NBA Weekend Dime-dropping ...
Our around-the-league weekly notes package leads off with a look at a few coaches just getting started
LOS ANGELES — There are only three head coaches in today's NBA doing the job as a Year 1 first-timer: Utah's Will Hardy, Boston’s Joe Mazzulla and the Los Angeles Lakers' Darvin Ham.
Their names have come up a lot lately during the opening thrust of the season even though, especially for Hardy and Ham, their situations could scarcely be more different.
As covered here in May, Ham interviewed for nine head coaching vacancies before scoring the opportunity, at age 48, to coach 37-year-old LeBron James and the Lakers.
It has quickly become obvious that Ham couldn't have landed a much more challenging assignment. Despite one significant triumph on his résumé already — he has managed to sell former MVP Russell Westbrook on a sixth-man role few envisioned Westbrook ever accepting — Ham awoke Monday with a record of 3-10 ... and with James already dealing with a worrisome adductor strain ... and with the daily task of managing a roster woefully short on the trusted shooters and wing depth ideally suited to lifting the Lakers out of their considerable hole.
On top of everything, because head coaches function as team spokesmen in the modern game more than they ever have before, Ham is the one who is asked to explain, over and over and over, why the Lakers and their various future Hall of Famers avoided slinking into Week 5 of the 2022-23 campaign with a share of league's worst record only by beating Brooklyn on Sunday night to halt a five-game skid.
There is already a palpable fear inside (what I still like to call) Staples Center that the Purple & Gold are careening toward a draft in June in which the New Orleans Pelicans are gleefully positioned to swap picks with L.A. as a condition of the Anthony Davis blockbuster deal in July 2019.
Give Ham this much, though: He never shies away from the mic or the glare whenever he's thrust into spokesman mode.
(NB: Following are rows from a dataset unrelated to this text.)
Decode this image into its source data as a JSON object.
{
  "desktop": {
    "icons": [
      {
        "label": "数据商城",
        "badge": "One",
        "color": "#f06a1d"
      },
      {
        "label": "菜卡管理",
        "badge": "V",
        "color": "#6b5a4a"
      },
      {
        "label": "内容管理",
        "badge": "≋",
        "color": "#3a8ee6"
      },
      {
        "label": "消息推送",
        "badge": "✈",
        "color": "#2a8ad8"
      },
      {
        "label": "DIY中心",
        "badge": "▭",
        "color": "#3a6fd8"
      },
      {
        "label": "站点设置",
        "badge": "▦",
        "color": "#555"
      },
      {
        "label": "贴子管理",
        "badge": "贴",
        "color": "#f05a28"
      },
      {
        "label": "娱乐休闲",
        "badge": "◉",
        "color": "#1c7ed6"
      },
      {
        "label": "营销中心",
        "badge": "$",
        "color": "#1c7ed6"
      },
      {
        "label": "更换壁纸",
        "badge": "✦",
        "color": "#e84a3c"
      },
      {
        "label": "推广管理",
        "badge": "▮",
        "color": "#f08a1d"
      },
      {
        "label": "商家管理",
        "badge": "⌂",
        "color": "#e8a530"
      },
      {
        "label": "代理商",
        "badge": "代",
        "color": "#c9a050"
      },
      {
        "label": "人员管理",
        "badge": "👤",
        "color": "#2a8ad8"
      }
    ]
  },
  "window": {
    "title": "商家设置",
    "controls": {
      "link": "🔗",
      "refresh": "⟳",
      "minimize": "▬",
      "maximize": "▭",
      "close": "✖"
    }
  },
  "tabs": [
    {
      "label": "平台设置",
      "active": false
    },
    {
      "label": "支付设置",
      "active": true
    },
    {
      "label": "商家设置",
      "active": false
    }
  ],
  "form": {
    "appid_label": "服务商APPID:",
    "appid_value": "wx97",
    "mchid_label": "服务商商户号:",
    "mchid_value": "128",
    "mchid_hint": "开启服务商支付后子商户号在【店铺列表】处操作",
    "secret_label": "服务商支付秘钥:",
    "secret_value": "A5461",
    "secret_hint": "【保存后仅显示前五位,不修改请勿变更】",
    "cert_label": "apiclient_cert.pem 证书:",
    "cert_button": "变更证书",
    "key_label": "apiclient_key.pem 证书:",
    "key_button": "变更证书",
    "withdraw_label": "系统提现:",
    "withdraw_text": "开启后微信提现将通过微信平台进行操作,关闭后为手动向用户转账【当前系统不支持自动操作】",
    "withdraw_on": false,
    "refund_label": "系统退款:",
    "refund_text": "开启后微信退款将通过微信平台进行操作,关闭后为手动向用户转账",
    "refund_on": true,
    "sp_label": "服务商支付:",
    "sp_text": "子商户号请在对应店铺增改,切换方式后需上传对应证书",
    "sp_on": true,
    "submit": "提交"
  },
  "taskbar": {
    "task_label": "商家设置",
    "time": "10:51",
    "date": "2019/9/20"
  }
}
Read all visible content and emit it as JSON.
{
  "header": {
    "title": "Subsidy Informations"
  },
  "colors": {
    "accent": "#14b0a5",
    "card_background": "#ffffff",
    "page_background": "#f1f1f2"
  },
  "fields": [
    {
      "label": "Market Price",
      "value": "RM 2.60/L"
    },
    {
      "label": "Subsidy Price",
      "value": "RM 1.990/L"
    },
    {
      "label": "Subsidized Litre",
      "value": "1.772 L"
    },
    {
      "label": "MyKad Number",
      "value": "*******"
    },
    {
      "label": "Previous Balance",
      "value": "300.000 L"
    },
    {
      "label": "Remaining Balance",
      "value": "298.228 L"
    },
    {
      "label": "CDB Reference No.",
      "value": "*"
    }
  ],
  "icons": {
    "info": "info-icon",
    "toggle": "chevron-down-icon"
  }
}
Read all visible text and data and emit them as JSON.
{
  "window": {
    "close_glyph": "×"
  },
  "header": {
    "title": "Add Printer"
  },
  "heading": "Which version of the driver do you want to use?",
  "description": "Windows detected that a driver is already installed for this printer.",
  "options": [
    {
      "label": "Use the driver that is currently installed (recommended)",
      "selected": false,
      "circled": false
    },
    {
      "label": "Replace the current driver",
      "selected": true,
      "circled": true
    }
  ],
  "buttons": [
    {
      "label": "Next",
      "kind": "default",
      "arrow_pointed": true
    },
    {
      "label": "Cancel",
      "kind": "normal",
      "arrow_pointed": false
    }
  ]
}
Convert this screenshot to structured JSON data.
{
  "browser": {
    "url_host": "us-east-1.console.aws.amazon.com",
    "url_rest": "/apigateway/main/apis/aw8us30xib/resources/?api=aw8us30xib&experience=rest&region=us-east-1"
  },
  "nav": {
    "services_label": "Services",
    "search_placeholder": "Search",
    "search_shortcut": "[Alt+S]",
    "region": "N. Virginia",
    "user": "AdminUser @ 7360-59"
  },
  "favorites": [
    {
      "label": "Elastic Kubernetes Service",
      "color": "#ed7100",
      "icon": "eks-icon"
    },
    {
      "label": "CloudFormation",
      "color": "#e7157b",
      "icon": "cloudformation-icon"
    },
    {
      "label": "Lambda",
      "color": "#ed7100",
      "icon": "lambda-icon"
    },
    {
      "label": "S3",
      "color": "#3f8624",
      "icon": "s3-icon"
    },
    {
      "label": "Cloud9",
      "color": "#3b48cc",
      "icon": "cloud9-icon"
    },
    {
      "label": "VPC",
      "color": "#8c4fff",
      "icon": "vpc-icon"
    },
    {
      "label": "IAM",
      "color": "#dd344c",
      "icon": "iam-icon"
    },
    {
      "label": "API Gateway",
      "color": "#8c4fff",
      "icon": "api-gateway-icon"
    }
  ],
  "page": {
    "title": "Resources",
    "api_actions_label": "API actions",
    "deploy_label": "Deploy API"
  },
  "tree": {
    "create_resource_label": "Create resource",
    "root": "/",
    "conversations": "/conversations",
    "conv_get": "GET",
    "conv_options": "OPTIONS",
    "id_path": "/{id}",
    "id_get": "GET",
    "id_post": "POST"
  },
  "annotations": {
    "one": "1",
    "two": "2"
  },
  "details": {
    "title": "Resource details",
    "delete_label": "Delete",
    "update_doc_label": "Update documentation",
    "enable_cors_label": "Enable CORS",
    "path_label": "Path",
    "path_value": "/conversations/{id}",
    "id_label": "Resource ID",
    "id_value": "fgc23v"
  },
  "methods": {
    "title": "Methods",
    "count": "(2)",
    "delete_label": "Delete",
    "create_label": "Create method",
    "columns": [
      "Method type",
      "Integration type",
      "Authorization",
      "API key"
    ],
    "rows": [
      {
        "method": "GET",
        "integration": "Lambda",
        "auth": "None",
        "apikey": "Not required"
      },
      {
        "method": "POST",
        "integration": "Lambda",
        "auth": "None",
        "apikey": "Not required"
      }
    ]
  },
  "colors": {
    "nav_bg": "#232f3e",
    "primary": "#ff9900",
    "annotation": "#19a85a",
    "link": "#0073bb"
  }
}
It’s doubly impressive when you remember he’s a rookie coach who pretty much never found himself in the spotlight as an NBA role player for eight seasons, followed by 11 seasons as an NBA assistant coach with three teams, before taking over the club that might be under the most unrelenting microscope in #thisleague.
Can it last? Can he maintain that sense of optimism if the hole gets deeper? I spent the week in Los Angeles and went to several Ham news conferences — almost all of which included some form of insistence from the now 49-year-old that this treacherous initiation can't wound him.
When asked at one of those media sessions how he was coping with the team's struggles, Ham loudly scoffed at the idea that he's in a troublesome spot, bellowing with pride: "I'm the head coach of the Los Angeles Lakers."
"I’m thrilled," Ham continued. "I’m blessed, man. I wake up every morning, I see the sun in L.A. and I get to go to work with a bunch of beautiful people, man. I get disappointed, but I never get down. I never get that frustrated where I’m like, 'Woe is me.' Nah.
"We got some things we need to fix and we’ll fix them. And that’s the challenge of sitting in this seat. I’m thrilled to be here in front of all you beautiful people and I have a beautiful job. I get to work with beautiful human beings and coach beautiful human beings. I’m good, man. I’m good."
That was Ham on Wednesday night after a loss to the Kawhi Leonard-less Clippers. On Friday night, after a loss to Sacramento that squandered a four-3s night from Westbrook, Ham conceded that "it sucks now taking these Ls" … only to make sure to slip that "now" in to convey his belief that, despite against all the evidence to the contrary, it won't stay this way.
True to form, after Anthony Davis rumbled for 37 points and 18 rebounds against Brooklyn’s size-challenged front line to spark a win that the beleaguered Lakers really needed with LeBron sidelined by that adductor strain, Ham said he came away "super-duper encouraged."
Now contrast what's happening in Lakerland to Salt Lake City. Hardy's first month's worth of regular-season games has been absorbing for circumstances that have a whole league flummoxed.
During training camp, more than a few of Hardy's peers in the coaching business could be heard wondering aloud if he was secretly regretting his acceptance of the Utah job, given what happened to Ime Udoka in Boston. Had Hardy stayed as an assistant coach with the Celtics, he presumably would have been elevated to head coach rather than Mazzulla once Udoka was suspended for the season for a relationship with a female co-worker that Celtics officials deemed to be in violation of team policy. Hardy's departure to succeed Quin Snyder with the Jazz, at age 34, positioned Mazzulla, also 34, to take over for Udoka.